Six eyes from four chemically and two thermally injured patients with limbal stem cell deficiency who received COMET to promote wound healing were retrospectively studied. Immunoconfocal microscopy was performed on corneal specimens from above-mentioned patients after COMET as well as normal cornea and oral mucosa for keratin 8 (K-8), fibroblast growth factor-2 (FGF-2), vascular endothelial growth factor (VEGF), collagen XVIII (endostatin), pigment epithelium-derived factor (PEDF), soluble fms-like tyrosine kinase-1 (sFlt-1), tissue inhibitor of metalloprotease-3 (TIMP-3), thrombospondin-1 (TSP-1), and interleukin-1 receptor antagonist (IL-1ra).
FGF-2, VEGF, endostatin, PEDF, and IL-1ra were universally detected in all samples, among which signal for FGF-2, VEGF and IL-1ra was localized to full-thickness epithelial layer, while endostatin was limited to the basement membrane.
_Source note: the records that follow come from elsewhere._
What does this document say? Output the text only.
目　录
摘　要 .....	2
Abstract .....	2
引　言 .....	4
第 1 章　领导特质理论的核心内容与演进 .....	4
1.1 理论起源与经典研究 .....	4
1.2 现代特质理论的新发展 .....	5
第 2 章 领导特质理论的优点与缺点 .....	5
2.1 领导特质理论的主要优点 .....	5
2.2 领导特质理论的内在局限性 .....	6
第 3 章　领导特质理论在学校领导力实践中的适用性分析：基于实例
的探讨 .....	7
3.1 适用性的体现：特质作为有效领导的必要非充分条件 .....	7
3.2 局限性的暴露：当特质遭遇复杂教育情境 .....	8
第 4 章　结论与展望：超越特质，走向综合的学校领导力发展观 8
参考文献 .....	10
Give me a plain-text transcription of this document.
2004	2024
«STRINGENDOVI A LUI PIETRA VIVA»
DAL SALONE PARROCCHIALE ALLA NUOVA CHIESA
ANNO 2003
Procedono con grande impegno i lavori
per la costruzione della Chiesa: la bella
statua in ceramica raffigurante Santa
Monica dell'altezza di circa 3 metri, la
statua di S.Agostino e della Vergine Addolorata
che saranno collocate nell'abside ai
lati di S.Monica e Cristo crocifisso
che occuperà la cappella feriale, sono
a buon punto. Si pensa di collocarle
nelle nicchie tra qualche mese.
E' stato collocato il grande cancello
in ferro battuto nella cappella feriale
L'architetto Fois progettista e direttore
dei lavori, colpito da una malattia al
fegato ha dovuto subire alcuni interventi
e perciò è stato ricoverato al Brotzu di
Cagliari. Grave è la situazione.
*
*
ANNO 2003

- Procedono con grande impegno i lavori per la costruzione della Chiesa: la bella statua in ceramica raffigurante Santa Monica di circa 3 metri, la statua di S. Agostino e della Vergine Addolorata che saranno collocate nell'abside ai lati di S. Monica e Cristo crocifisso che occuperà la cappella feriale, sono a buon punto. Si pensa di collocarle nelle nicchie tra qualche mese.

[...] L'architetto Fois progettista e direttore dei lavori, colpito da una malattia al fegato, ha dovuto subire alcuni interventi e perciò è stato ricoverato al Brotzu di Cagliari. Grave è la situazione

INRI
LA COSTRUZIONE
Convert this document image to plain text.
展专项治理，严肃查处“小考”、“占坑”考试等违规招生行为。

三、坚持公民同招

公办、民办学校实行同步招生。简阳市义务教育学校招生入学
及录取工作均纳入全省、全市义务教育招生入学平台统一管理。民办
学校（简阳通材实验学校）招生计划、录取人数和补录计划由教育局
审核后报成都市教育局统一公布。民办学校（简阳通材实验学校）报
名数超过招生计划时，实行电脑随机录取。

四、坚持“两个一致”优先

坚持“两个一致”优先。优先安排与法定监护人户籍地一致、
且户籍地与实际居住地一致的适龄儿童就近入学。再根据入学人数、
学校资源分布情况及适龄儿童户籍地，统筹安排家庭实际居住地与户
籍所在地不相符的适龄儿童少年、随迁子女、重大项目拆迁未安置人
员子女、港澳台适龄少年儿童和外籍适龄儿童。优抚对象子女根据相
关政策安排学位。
Expression of PEDF varied in tissues from all six patients, with a preferential expression in the suprabasal epithelial layer. FGF-2 and IL-1ra were over-expressed in basal epithelial layer in specimens with increased stratification. Signal for sFlt-1, TIMP-3, and TSP-1 was positive only in normal cornea and corneal epithelium in the specimen from Patient 3, while it was negative in all other specimens.
Immunoconfocal expression of FGF-2, VEGF, PEDF, endostatin, and IL-1ra was similar in normal cornea, oral mucosa, and corneas after COMET. Expression of sFlt-1, TIMP-3, and TSP-1 was negligible in oral mucosal epithelial cells and corneas after COMET. Lack of above-mentioned anti-angiogenic factors may contribute to peripheral corneal neovascularization often seen after COMET.